Acquérir une entreprise est rarement une opportunité qui tombe du ciel : c'est le résultat d'une thèse d'investissement claire et d'un processus discipliné. Côté acquéreur, le montage buy-side se joue autant sur la rigueur du process que sur la qualité de la cible.

Définir la thèse d'acquisition avant de chercher des cibles

Une croissance externe réussie commence par une question simple : pourquoi acheter plutôt que construire ? La réponse structure tout le reste. On distingue les acquisitions de consolidation (parts de marché, effet de taille), les acquisitions de capacités (technologie, talents, licence) et les acquisitions d'expansion géographique. Chaque logique impose un profil de cible, une fourchette de prix et un horizon de retour différents.

La thèse doit fixer des critères de filtrage : taille de chiffre d'affaires, marge d'EBITDA minimale, zone géographique, niveau de dépendance client. Sans ces garde-fous, l'acquéreur se disperse et perd en crédibilité auprès des intermédiaires.

Sourcing et approche : du pipeline au premier contact

Le sourcing propriétaire (approche directe, hors process organisé) offre souvent les meilleures conditions de prix, mais demande du temps et un réseau. Les processus intermédiés par une banque d'affaires sont plus rapides mais plus concurrentiels, donc plus chers. Un acquéreur sérieux construit un pipeline d'au moins quinze à vingt cibles pour espérer concrétiser une opération.

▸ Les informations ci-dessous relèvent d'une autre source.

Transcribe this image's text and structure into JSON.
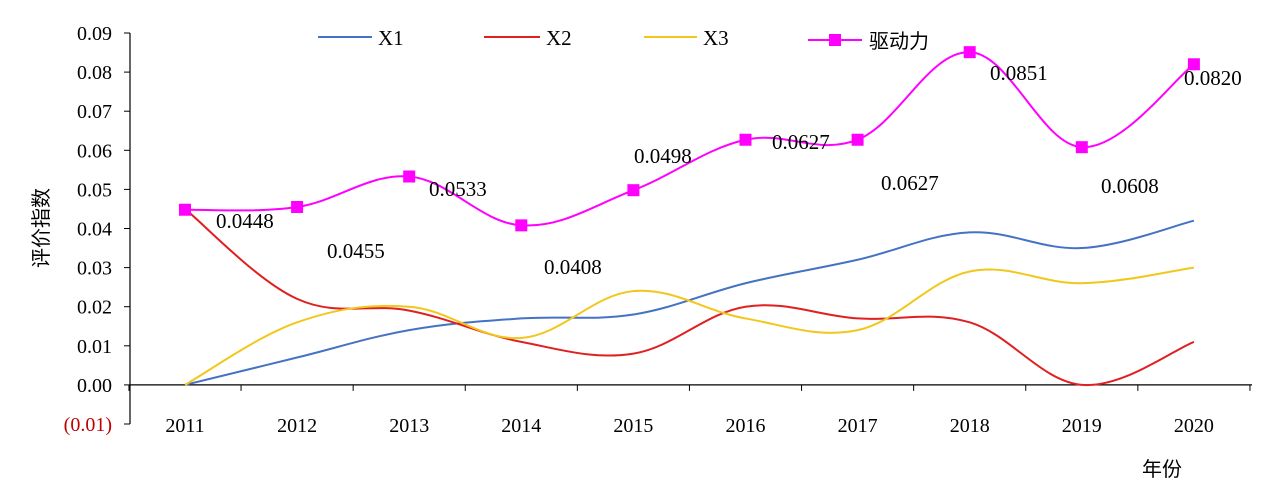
{
  "chart_data": {
    "type": "line",
    "x": [
      "2011",
      "2012",
      "2013",
      "2014",
      "2015",
      "2016",
      "2017",
      "2018",
      "2019",
      "2020"
    ],
    "series": [
      {
        "name": "X1",
        "color": "#4472C4",
        "marker": "none",
        "values": [
          0.0,
          0.007,
          0.014,
          0.017,
          0.018,
          0.026,
          0.032,
          0.039,
          0.035,
          0.042
        ]
      },
      {
        "name": "X2",
        "color": "#E02020",
        "marker": "none",
        "values": [
          0.045,
          0.022,
          0.019,
          0.011,
          0.008,
          0.02,
          0.017,
          0.016,
          0.0,
          0.011
        ]
      },
      {
        "name": "X3",
        "color": "#F2C71C",
        "marker": "none",
        "values": [
          0.0,
          0.016,
          0.02,
          0.012,
          0.024,
          0.017,
          0.014,
          0.029,
          0.026,
          0.03
        ]
      },
      {
        "name": "驱动力",
        "color": "#FF00FF",
        "marker": "square",
        "values": [
          0.0448,
          0.0455,
          0.0533,
          0.0408,
          0.0498,
          0.0627,
          0.0627,
          0.0851,
          0.0608,
          0.082
        ]
      }
    ],
    "data_labels": [
      "0.0448",
      "0.0455",
      "0.0533",
      "0.0408",
      "0.0498",
      "0.0627",
      "0.0627",
      "0.0851",
      "0.0608",
      "0.0820"
    ],
    "y_ticks": [
      "0.09",
      "0.08",
      "0.07",
      "0.06",
      "0.05",
      "0.04",
      "0.03",
      "0.02",
      "0.01",
      "0.00",
      "(0.01)"
    ],
    "ylim": [
      -0.01,
      0.09
    ],
    "ylabel": "评价指数",
    "xlabel": "年份",
    "title": "",
    "grid": false,
    "legend_position": "top-center",
    "negative_tick_color": "#C00000"
  }
}
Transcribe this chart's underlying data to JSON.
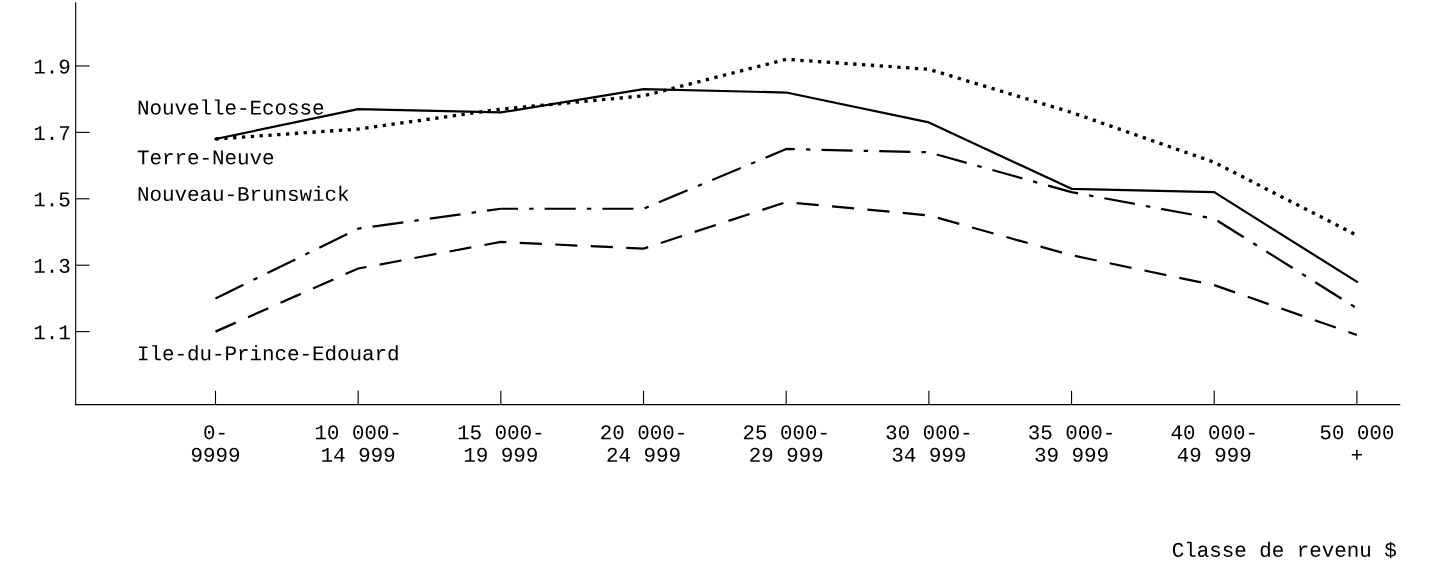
{
  "chart_data": {
    "type": "line",
    "xlabel": "Classe de revenu $",
    "categories": [
      "0-\n9999",
      "10 000-\n14 999",
      "15 000-\n19 999",
      "20 000-\n24 999",
      "25 000-\n29 999",
      "30 000-\n34 999",
      "35 000-\n39 999",
      "40 000-\n49 999",
      "50 000\n+"
    ],
    "series": [
      {
        "name": "Nouvelle-Ecosse",
        "color": "#000000",
        "line_style": "dotted",
        "values": [
          1.68,
          1.71,
          1.77,
          1.81,
          1.92,
          1.89,
          1.76,
          1.61,
          1.39
        ]
      },
      {
        "name": "Terre-Neuve",
        "color": "#000000",
        "line_style": "solid",
        "values": [
          1.68,
          1.77,
          1.76,
          1.83,
          1.82,
          1.73,
          1.53,
          1.52,
          1.25
        ]
      },
      {
        "name": "Nouveau-Brunswick",
        "color": "#000000",
        "line_style": "dashdot",
        "values": [
          1.2,
          1.41,
          1.47,
          1.47,
          1.65,
          1.64,
          1.52,
          1.44,
          1.17
        ]
      },
      {
        "name": "Ile-du-Prince-Edouard",
        "color": "#000000",
        "line_style": "dashed",
        "values": [
          1.1,
          1.29,
          1.37,
          1.35,
          1.49,
          1.45,
          1.33,
          1.24,
          1.09
        ]
      }
    ],
    "ylim": [
      0.88,
      2.09
    ],
    "yticks": [
      1.1,
      1.3,
      1.5,
      1.7,
      1.9
    ],
    "grid": false,
    "legend": false,
    "marker": "none"
  }
}
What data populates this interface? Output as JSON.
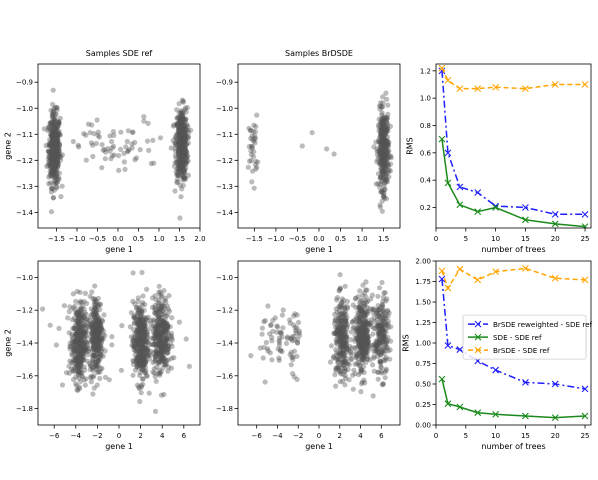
{
  "chart_data": [
    {
      "type": "scatter",
      "title": "Samples SDE ref",
      "xlabel": "gene 1",
      "ylabel": "gene 2",
      "xlim": [
        -1.95,
        2.0
      ],
      "ylim": [
        -1.46,
        -0.83
      ],
      "xticks": [
        -1.5,
        -1.0,
        -0.5,
        0.0,
        0.5,
        1.0,
        1.5,
        2.0
      ],
      "xtick_labels": [
        "−1.5",
        "−1.0",
        "−0.5",
        "0.0",
        "0.5",
        "1.0",
        "1.5",
        "2.0"
      ],
      "yticks": [
        -1.4,
        -1.3,
        -1.2,
        -1.1,
        -1.0,
        -0.9
      ],
      "ytick_labels": [
        "−1.4",
        "−1.3",
        "−1.2",
        "−1.1",
        "−1.0",
        "−0.9"
      ],
      "point_color": "#555555",
      "point_opacity": 0.4,
      "grid": false,
      "clusters": [
        {
          "center": [
            -1.55,
            -1.16
          ],
          "spread": [
            0.07,
            0.07
          ],
          "n": 420
        },
        {
          "center": [
            1.55,
            -1.14
          ],
          "spread": [
            0.07,
            0.07
          ],
          "n": 420
        },
        {
          "center": [
            0.0,
            -1.15
          ],
          "spread": [
            0.75,
            0.055
          ],
          "n": 70
        }
      ]
    },
    {
      "type": "scatter",
      "title": "Samples BrDSDE",
      "xlabel": "gene 1",
      "ylabel": "",
      "xlim": [
        -1.88,
        1.88
      ],
      "ylim": [
        -1.46,
        -0.83
      ],
      "xticks": [
        -1.5,
        -1.0,
        -0.5,
        0.0,
        0.5,
        1.0,
        1.5
      ],
      "xtick_labels": [
        "−1.5",
        "−1.0",
        "−0.5",
        "0.0",
        "0.5",
        "1.0",
        "1.5"
      ],
      "yticks": [
        -1.4,
        -1.3,
        -1.2,
        -1.1,
        -1.0,
        -0.9
      ],
      "ytick_labels": [
        "−1.4",
        "−1.3",
        "−1.2",
        "−1.1",
        "−1.0",
        "−0.9"
      ],
      "point_color": "#555555",
      "point_opacity": 0.4,
      "grid": false,
      "clusters": [
        {
          "center": [
            -1.53,
            -1.15
          ],
          "spread": [
            0.05,
            0.06
          ],
          "n": 35
        },
        {
          "center": [
            1.5,
            -1.16
          ],
          "spread": [
            0.06,
            0.075
          ],
          "n": 380
        },
        {
          "center": [
            -0.1,
            -1.14
          ],
          "spread": [
            0.25,
            0.05
          ],
          "n": 4
        }
      ]
    },
    {
      "type": "line",
      "title": "",
      "xlabel": "number of trees",
      "ylabel": "RMS",
      "xlim": [
        0,
        26
      ],
      "ylim": [
        0.05,
        1.25
      ],
      "xticks": [
        0,
        5,
        10,
        15,
        20,
        25
      ],
      "xtick_labels": [
        "0",
        "5",
        "10",
        "15",
        "20",
        "25"
      ],
      "yticks": [
        0.2,
        0.4,
        0.6,
        0.8,
        1.0,
        1.2
      ],
      "ytick_labels": [
        "0.2",
        "0.4",
        "0.6",
        "0.8",
        "1.0",
        "1.2"
      ],
      "grid": false,
      "x": [
        1,
        2,
        4,
        7,
        10,
        15,
        20,
        25
      ],
      "series": [
        {
          "name": "BrSDE reweighted - SDE ref",
          "color": "#1f1fff",
          "dash": "7,3,2,3",
          "values": [
            1.2,
            0.6,
            0.35,
            0.31,
            0.21,
            0.2,
            0.15,
            0.15
          ]
        },
        {
          "name": "SDE - SDE ref",
          "color": "#1a8a1a",
          "dash": "",
          "values": [
            0.7,
            0.38,
            0.22,
            0.17,
            0.2,
            0.11,
            0.08,
            0.06
          ]
        },
        {
          "name": "BrSDE - SDE ref",
          "color": "#ffa500",
          "dash": "5,3",
          "values": [
            1.22,
            1.13,
            1.07,
            1.07,
            1.08,
            1.07,
            1.1,
            1.1
          ]
        }
      ]
    },
    {
      "type": "scatter",
      "title": "",
      "xlabel": "gene 1",
      "ylabel": "gene 2",
      "xlim": [
        -7.5,
        7.5
      ],
      "ylim": [
        -1.9,
        -0.9
      ],
      "xticks": [
        -6,
        -4,
        -2,
        0,
        2,
        4,
        6
      ],
      "xtick_labels": [
        "−6",
        "−4",
        "−2",
        "0",
        "2",
        "4",
        "6"
      ],
      "yticks": [
        -1.8,
        -1.6,
        -1.4,
        -1.2,
        -1.0
      ],
      "ytick_labels": [
        "−1.8",
        "−1.6",
        "−1.4",
        "−1.2",
        "−1.0"
      ],
      "point_color": "#555555",
      "point_opacity": 0.4,
      "grid": false,
      "clusters": [
        {
          "center": [
            -3.7,
            -1.4
          ],
          "spread": [
            0.35,
            0.12
          ],
          "n": 360
        },
        {
          "center": [
            -2.1,
            -1.35
          ],
          "spread": [
            0.3,
            0.12
          ],
          "n": 300
        },
        {
          "center": [
            2.0,
            -1.4
          ],
          "spread": [
            0.35,
            0.12
          ],
          "n": 360
        },
        {
          "center": [
            3.9,
            -1.35
          ],
          "spread": [
            0.4,
            0.12
          ],
          "n": 330
        },
        {
          "center": [
            0.0,
            -1.38
          ],
          "spread": [
            5.5,
            0.14
          ],
          "n": 40
        }
      ]
    },
    {
      "type": "scatter",
      "title": "",
      "xlabel": "gene 1",
      "ylabel": "",
      "xlim": [
        -7.8,
        7.8
      ],
      "ylim": [
        -1.9,
        -0.9
      ],
      "xticks": [
        -6,
        -4,
        -2,
        0,
        2,
        4,
        6
      ],
      "xtick_labels": [
        "−6",
        "−4",
        "−2",
        "0",
        "2",
        "4",
        "6"
      ],
      "yticks": [
        -1.8,
        -1.6,
        -1.4,
        -1.2,
        -1.0
      ],
      "ytick_labels": [
        "−1.8",
        "−1.6",
        "−1.4",
        "−1.2",
        "−1.0"
      ],
      "point_color": "#555555",
      "point_opacity": 0.4,
      "grid": false,
      "clusters": [
        {
          "center": [
            -4.0,
            -1.38
          ],
          "spread": [
            0.9,
            0.11
          ],
          "n": 55
        },
        {
          "center": [
            -2.2,
            -1.35
          ],
          "spread": [
            0.25,
            0.1
          ],
          "n": 25
        },
        {
          "center": [
            2.2,
            -1.38
          ],
          "spread": [
            0.4,
            0.12
          ],
          "n": 260
        },
        {
          "center": [
            4.2,
            -1.36
          ],
          "spread": [
            0.4,
            0.12
          ],
          "n": 330
        },
        {
          "center": [
            6.0,
            -1.36
          ],
          "spread": [
            0.35,
            0.12
          ],
          "n": 200
        }
      ]
    },
    {
      "type": "line",
      "title": "",
      "xlabel": "number of trees",
      "ylabel": "RMS",
      "xlim": [
        0,
        26
      ],
      "ylim": [
        0.0,
        2.0
      ],
      "xticks": [
        0,
        5,
        10,
        15,
        20,
        25
      ],
      "xtick_labels": [
        "0",
        "5",
        "10",
        "15",
        "20",
        "25"
      ],
      "yticks": [
        0.0,
        0.25,
        0.5,
        0.75,
        1.0,
        1.25,
        1.5,
        1.75,
        2.0
      ],
      "ytick_labels": [
        "0.00",
        "0.25",
        "0.50",
        "0.75",
        "1.00",
        "1.25",
        "1.50",
        "1.75",
        "2.00"
      ],
      "grid": false,
      "legend": "center-right",
      "x": [
        1,
        2,
        4,
        7,
        10,
        15,
        20,
        25
      ],
      "series": [
        {
          "name": "BrSDE reweighted - SDE ref",
          "color": "#1f1fff",
          "dash": "7,3,2,3",
          "values": [
            1.78,
            0.97,
            0.92,
            0.78,
            0.67,
            0.52,
            0.5,
            0.44
          ]
        },
        {
          "name": "SDE - SDE ref",
          "color": "#1a8a1a",
          "dash": "",
          "values": [
            0.56,
            0.26,
            0.22,
            0.15,
            0.13,
            0.11,
            0.09,
            0.11
          ]
        },
        {
          "name": "BrSDE - SDE ref",
          "color": "#ffa500",
          "dash": "5,3",
          "values": [
            1.88,
            1.67,
            1.9,
            1.77,
            1.87,
            1.91,
            1.79,
            1.77
          ]
        }
      ]
    }
  ]
}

  • Lettre d'intention non engageante pour cadrer l'intérêt et le calendrier
  • Accès progressif à l'information, du teaser à la data room
  • Confidentialité protégée par un NDA signé en amont
Un acquéreur qui n'a pas formalisé sa thèse paie systématiquement trop cher : il achète une opportunité, pas une stratégie.

Due diligence : transformer l'incertitude en décote ou en garanties

La due diligence acheteur couvre le financier, le juridique, le fiscal, le social et l'opérationnel. Son objectif n'est pas de tout valider, mais d'identifier les zones de risque qui justifient une révision de prix, des garanties d'actif et de passif renforcées, ou un retrait pur et simple. Au Maroc, l'attention se porte souvent sur la régularité fiscale, la propriété réelle des actifs immobiliers et la conformité sociale (CNSS, contrats).

Les points qui font dérailler une opération

Une dépendance excessive à un dirigeant fondateur, des contrats clients non transférables, un passif fiscal latent ou une trésorerie surévaluée par le besoin en fonds de roulement. Chacun se traite par une clause, pas par un renoncement automatique.

Ordre de grandeur

Sur le marché des PME, une décote de 10 à 25 % du prix initial est fréquente après due diligence, selon la gravité des anomalies détectées et la qualité de la préparation du vendeur.

Financement et structuration du closing

Le montage financier combine fonds propres, dette d'acquisition et parfois complément de prix (earn-out) indexé sur la performance future. La structuration via une holding de reprise permet d'optimiser la remontée de dividendes et de loger la dette au bon niveau. Le séquencement juridique (conditions suspensives, levée des autorisations, séquestre) protège l'acquéreur jusqu'à la signature définitive.

En résumé

Le buy-side n'est pas une chasse opportuniste mais un processus industriel : thèse claire, pipeline nourri, due diligence qui se convertit en leviers de négociation, et structuration financière au service du retour sur investissement. C'est cette discipline qui sépare une acquisition créatrice de valeur d'un achat qui pèsera sur le bilan pendant des années.